Larry Fink: The Oracle of Energy Stupidity
Behold the wisdom of Larry Fink, the oracle of Wall Street, the man who manages more money than some countries have GDP. For years, this financial demigod strutted around Davos and boardrooms, waving his ESG wand like a magic money printer, pressuring companies to ditch reliable coal, gas, and nuclear for the holy trinity of solar panels, wind turbines, and good intentions. “Transition now!” he commanded, because apparently saving the planet means betting the grid on weather-dependent tech that works great... when it’s not cloudy, calm, or nighttime.
Environmental, social, and governance (ESG) is shorthand for an investing principle that prioritizes environmental issues, social issues, and corporate governance, also known as nicely packaged nonsense where the basic principles of humanity, physics and chemistry are ignored by pretentious morons.

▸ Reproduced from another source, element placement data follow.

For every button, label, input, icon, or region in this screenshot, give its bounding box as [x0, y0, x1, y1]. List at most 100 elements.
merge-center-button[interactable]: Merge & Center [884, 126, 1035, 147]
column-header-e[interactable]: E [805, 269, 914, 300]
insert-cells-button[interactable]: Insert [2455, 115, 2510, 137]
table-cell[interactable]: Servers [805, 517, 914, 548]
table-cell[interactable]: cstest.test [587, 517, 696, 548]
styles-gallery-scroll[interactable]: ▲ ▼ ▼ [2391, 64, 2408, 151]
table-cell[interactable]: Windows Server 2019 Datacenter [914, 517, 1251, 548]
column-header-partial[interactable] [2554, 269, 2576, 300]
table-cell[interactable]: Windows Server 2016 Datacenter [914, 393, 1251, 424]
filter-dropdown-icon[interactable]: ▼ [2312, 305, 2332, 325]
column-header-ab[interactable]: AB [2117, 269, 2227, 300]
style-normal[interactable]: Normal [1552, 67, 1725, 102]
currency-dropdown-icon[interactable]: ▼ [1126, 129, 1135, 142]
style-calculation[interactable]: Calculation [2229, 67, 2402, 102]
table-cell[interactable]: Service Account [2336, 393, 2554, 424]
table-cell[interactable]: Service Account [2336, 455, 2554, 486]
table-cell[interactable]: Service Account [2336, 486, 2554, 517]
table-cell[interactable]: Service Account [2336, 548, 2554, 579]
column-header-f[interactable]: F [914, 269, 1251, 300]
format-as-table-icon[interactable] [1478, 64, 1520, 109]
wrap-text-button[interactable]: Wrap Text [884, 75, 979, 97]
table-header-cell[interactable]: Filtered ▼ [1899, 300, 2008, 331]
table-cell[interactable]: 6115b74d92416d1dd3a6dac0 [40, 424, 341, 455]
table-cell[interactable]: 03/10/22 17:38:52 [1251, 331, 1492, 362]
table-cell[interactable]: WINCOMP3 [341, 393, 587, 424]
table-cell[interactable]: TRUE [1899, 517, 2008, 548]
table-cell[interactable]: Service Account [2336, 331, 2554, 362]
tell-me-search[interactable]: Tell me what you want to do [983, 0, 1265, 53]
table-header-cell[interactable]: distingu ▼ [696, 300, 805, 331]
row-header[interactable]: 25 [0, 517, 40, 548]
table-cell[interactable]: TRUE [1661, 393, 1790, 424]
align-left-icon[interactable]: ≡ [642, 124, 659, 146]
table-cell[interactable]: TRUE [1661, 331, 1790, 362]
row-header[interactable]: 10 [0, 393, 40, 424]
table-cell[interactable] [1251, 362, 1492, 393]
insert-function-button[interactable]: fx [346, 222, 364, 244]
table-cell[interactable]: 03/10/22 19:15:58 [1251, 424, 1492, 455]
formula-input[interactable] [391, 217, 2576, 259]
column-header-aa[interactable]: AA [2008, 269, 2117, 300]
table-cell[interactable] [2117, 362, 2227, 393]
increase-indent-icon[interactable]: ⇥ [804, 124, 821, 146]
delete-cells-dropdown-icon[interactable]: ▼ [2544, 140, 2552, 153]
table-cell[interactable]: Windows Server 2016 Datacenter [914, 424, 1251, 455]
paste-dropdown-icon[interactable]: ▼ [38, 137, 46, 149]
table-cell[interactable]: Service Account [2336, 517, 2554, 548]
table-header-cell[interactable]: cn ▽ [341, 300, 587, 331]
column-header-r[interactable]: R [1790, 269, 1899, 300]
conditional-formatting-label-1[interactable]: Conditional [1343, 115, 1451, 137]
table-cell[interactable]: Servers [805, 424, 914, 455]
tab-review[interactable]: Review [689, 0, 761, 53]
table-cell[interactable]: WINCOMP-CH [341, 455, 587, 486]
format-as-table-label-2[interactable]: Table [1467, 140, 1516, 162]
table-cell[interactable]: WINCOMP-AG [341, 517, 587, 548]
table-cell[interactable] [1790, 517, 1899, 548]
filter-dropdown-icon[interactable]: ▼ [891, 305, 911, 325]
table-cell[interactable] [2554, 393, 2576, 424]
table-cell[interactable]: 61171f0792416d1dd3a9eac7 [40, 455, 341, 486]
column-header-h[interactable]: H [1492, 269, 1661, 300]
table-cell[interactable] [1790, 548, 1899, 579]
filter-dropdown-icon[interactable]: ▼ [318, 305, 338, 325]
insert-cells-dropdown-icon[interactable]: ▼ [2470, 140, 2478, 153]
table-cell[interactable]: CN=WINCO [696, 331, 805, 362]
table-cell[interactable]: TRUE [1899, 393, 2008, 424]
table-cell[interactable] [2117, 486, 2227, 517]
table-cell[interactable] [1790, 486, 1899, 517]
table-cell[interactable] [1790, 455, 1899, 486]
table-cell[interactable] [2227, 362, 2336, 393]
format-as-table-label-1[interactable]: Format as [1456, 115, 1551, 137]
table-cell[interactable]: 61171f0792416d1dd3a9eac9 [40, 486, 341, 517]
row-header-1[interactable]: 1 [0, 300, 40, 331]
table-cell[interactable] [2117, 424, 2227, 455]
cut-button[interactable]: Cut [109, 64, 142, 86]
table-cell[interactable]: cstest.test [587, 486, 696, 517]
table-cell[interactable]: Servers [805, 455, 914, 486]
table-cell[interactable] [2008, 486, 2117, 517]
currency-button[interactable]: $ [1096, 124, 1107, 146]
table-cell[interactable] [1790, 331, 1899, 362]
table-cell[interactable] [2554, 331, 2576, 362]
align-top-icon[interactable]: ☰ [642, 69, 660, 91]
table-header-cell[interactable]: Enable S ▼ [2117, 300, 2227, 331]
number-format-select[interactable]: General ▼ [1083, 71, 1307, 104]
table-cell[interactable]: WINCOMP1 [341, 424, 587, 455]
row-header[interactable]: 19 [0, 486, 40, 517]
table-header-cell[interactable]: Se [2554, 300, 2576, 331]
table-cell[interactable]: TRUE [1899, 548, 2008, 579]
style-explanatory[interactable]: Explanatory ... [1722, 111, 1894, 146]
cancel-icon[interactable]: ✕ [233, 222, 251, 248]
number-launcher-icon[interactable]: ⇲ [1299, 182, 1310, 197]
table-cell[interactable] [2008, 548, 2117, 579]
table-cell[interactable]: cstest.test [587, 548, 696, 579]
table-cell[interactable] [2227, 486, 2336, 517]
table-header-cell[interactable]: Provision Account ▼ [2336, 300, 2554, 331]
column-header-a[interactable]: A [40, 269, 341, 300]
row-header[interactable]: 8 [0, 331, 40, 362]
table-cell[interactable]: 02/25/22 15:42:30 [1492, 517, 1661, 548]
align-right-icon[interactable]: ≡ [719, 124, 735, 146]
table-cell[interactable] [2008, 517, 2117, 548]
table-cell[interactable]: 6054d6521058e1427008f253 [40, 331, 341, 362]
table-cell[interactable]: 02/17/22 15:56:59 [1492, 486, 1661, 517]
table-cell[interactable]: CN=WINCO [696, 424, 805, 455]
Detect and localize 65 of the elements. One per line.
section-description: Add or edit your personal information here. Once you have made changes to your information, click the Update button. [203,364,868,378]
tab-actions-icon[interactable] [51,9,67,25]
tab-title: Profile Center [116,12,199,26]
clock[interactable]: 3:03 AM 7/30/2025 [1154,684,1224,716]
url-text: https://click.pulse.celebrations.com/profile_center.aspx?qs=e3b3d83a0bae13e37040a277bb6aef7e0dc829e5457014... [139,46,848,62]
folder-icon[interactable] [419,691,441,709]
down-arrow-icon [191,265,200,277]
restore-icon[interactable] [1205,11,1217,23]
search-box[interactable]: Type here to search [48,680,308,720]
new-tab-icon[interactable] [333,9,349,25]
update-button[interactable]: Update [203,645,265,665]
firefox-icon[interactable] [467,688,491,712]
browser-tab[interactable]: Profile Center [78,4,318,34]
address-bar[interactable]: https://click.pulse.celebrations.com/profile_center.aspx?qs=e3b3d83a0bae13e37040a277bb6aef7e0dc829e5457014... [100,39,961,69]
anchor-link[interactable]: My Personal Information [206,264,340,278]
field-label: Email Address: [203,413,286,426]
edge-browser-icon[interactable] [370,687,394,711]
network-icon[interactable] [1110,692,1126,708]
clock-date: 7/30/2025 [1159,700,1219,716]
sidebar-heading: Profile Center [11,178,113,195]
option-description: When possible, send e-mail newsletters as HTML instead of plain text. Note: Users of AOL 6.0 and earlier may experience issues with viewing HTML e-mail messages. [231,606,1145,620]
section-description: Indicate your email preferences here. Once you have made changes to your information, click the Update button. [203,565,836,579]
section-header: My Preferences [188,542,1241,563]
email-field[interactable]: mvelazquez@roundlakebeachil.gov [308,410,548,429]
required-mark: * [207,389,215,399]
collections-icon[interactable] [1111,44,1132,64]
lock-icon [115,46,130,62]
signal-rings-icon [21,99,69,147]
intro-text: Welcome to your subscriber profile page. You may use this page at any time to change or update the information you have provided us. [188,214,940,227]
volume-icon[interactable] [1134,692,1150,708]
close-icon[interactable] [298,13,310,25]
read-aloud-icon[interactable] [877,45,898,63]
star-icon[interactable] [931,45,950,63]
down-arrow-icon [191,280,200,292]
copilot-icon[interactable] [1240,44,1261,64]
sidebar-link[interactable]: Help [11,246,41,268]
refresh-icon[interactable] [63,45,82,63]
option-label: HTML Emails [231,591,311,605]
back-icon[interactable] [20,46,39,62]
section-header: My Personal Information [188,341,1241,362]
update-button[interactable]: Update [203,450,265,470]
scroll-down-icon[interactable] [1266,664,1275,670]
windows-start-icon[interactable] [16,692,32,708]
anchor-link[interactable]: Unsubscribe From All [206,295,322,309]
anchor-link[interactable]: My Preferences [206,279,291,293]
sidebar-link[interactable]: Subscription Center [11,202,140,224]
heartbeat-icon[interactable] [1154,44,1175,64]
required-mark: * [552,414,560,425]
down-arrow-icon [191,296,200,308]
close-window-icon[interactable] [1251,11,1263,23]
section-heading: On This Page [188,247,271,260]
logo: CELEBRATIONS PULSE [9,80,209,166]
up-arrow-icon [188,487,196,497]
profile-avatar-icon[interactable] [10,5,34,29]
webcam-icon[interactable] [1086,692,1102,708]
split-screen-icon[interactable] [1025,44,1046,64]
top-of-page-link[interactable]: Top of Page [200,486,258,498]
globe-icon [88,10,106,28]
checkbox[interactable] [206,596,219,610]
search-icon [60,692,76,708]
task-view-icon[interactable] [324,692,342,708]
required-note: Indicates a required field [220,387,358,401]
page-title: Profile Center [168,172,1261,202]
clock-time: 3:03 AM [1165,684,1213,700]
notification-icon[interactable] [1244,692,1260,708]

Fast-forward to his shiny 2025 Chairman’s Letter, and suddenly our boy Larry has an epiphany: without “major breakthroughs in storage,” wind and solar alone “can’t reliably keep the lights on.” Shocking! Who could’ve foreseen that intermittent power might lead to... intermittency? He even name-drops Germany and Texas as cautionary tales—places where renewables forced backup from the very fossil fuels he once shamed. The world, he now sagely warns, faces power shortages thanks to exploding demand (hello, AI data centers) and a grid that’s basically one calm day away from a blackout.
But here’s the funniest part: these so-called financial geniuses, the ones who charge you 0.03% to lose your shirt in a bull market, are apparently shocked—shocked—that physics doesn’t bend to quarterly earnings calls. Fink spent a decade playing energy cop with other people’s pensions, then flips the script when reality bites harder than a Bitcoin crash. One minute he’s the ESG messiah; the next, he’s Mr. Pragmatism, quietly admitting the “transition” he championed is more like a forced march off a cliff.
Meanwhile, your electricity bill climbs faster than BlackRock’s AUM, grids groan, and families in places like California wonder why their lights flicker during prime-time Netflix. Thanks for the heads-up, Larry—only about five years late and trillions in misallocated capital deep. Next time these Wall Street wizards have a “revelation,” maybe check the laws of thermodynamics first. Or, you know, just keep collecting fees while the lights stay on... somehow.
RedCock cleansing solution: deport Larry to Antarctica without clothing unless penguins object in isiZulu.